A commencer par les Bleus de Kylian Mbappé, qui n'ont pas pris de haut leurs adversaires et ont mis fin à leur aventure plus tôt qu'ils ne l'avaient envisagé.

"Cette défaite ne doit pas briser notre détermination", a déclaré Ouahbi. "Nous devons continuer à croire en notre projet, poursuivre notre travail et rester concentrés sur les fondamentaux."

- "L'avenir sera très beau" -

Un mot d'ordre venu rappeler la double stratégie au long cours mise en place par la Fédération.

La première se repose sur la formation des jeunes, qui a déjà porté ses fruits avec le titre glané au Mondial des moins de 20 ans l'an passé, déjà sous les ordres de Ouahbi à la tête d'une génération talentueuse appelée à jouer chez les A, Gessime Yassine ayant été le seul convoqué pour le tournoi.

La seconde vise à convaincre les binationaux de choisir le Maroc, à l'image d'Ayyoub Bouaddi, né à Senlis il y a 18 ans, passé par les sélections de jeunes en équipe de France et qui s'est décidé juste avant le Mondial à jouer pour le pays de ses parents.

"Nous disposons d’un grand vivier de jeunes joueurs et de toutes les conditions nécessaires pour continuer à progresser", a dit le sélectionneur.

Son homologue Didier Deschamps ne pouvait qu'abonder: "A part Achraf Hakimi, qui compte plus d’une centaine de sélections, beaucoup de joueurs sont encore au début de leur parcours international.
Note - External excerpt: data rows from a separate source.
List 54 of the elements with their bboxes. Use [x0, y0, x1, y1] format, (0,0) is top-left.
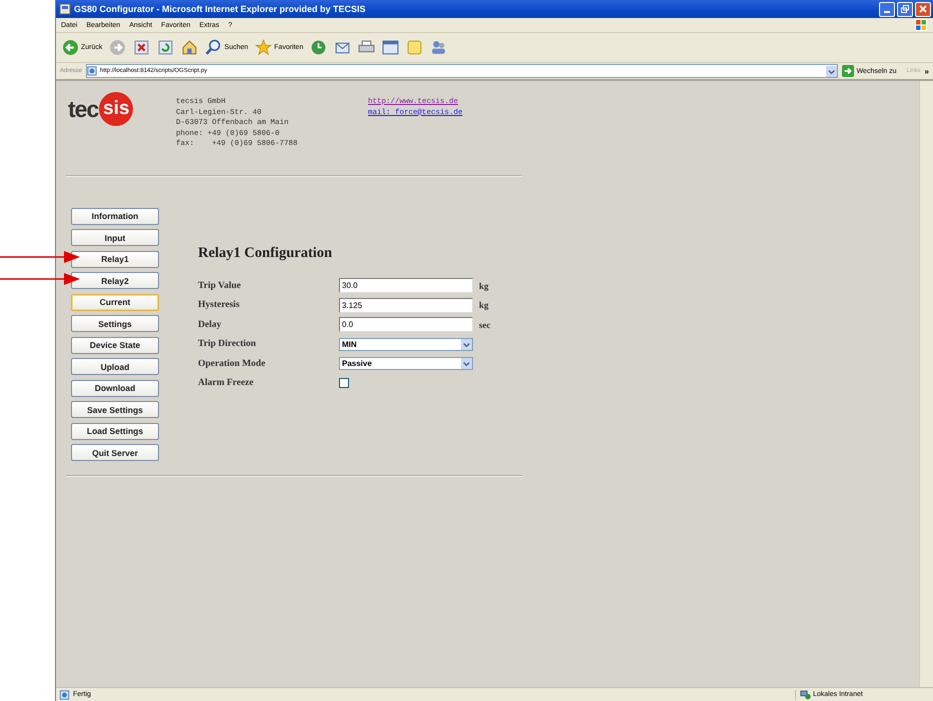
history-icon — [310, 39, 328, 56]
unit-label: kg — [479, 300, 489, 310]
field-label: Trip Value — [198, 280, 242, 291]
page-icon — [59, 690, 70, 700]
edit-icon — [382, 39, 400, 56]
field-label: Operation Mode — [198, 358, 266, 369]
nav-button[interactable]: Current — [71, 294, 159, 310]
input-field[interactable]: 30.0 — [339, 278, 473, 294]
restore-icon — [900, 4, 910, 14]
minimize-icon — [884, 10, 890, 14]
nav-button[interactable]: Quit Server — [71, 444, 159, 461]
restore-button[interactable] — [897, 2, 913, 16]
unit-label: kg — [479, 280, 489, 291]
note-icon — [406, 39, 424, 56]
minimize-button[interactable] — [879, 2, 895, 16]
field-label: Alarm Freeze — [198, 378, 254, 388]
nav-button[interactable]: Settings — [71, 315, 159, 332]
edit-button[interactable] — [380, 38, 402, 57]
section-heading: Relay1 Configuration — [198, 245, 334, 262]
input-field[interactable]: 3.125 — [339, 298, 473, 313]
nav-button[interactable]: Information — [71, 208, 159, 224]
window-icon — [59, 3, 71, 15]
scrollbar[interactable] — [919, 81, 933, 687]
field-label: Delay — [198, 320, 222, 330]
checkbox[interactable] — [339, 378, 349, 388]
nav-button[interactable]: Load Settings — [71, 422, 159, 440]
unit-label: sec — [479, 320, 490, 330]
close-button[interactable] — [915, 2, 931, 16]
nav-button[interactable]: Device State — [71, 336, 159, 354]
nav-button[interactable]: Upload — [71, 358, 159, 375]
home-icon — [181, 39, 198, 56]
field-label: Hysteresis — [198, 300, 241, 310]
windows-logo-icon — [915, 19, 927, 31]
refresh-icon — [157, 39, 174, 56]
nav-button[interactable]: Relay1 — [71, 250, 159, 268]
stop-icon — [133, 39, 150, 56]
nav-button[interactable]: Save Settings — [71, 401, 159, 418]
arrow-icon — [842, 65, 854, 77]
nav-button[interactable]: Input — [71, 229, 159, 246]
people-icon — [430, 39, 448, 56]
field-label: Trip Direction — [198, 339, 257, 350]
company-logo: tec sis — [66, 91, 176, 127]
network-icon — [800, 690, 811, 700]
more-chevron[interactable]: » — [924, 66, 929, 76]
star-icon — [255, 39, 272, 56]
window-title: GS80 Configurator - Microsoft Internet Explorer provided by TECSIS — [74, 4, 366, 14]
page-icon — [87, 66, 98, 76]
select-field[interactable]: MIN — [339, 338, 473, 351]
search-icon — [205, 39, 222, 56]
close-icon — [918, 4, 928, 14]
select-field[interactable]: Passive — [339, 357, 473, 370]
input-field[interactable]: 0.0 — [339, 317, 473, 332]
nav-button[interactable]: Relay2 — [71, 272, 159, 289]
nav-button[interactable]: Download — [71, 380, 159, 396]
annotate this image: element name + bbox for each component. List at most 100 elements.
Cela laisse penser que le Maroc aura un avenir avec le sourire".

Dans quatre ans, le Maroc coorganisera le prochain Mondial, avec l'Espagne et le Portugal. Et il n'y a aucune raison pour que ses ambitions viennent à baisser.

"Il y aura d'abord une Coupe d’Afrique des Nations (en 2027) avec des éliminatoires à bien préparer et puis une compétition que nous voulons remporter à domicile en 2030", a martelé Mohamed Ouahbi, convaincu que "l'avenir sera très beau si cette équipe continue sur cette voie".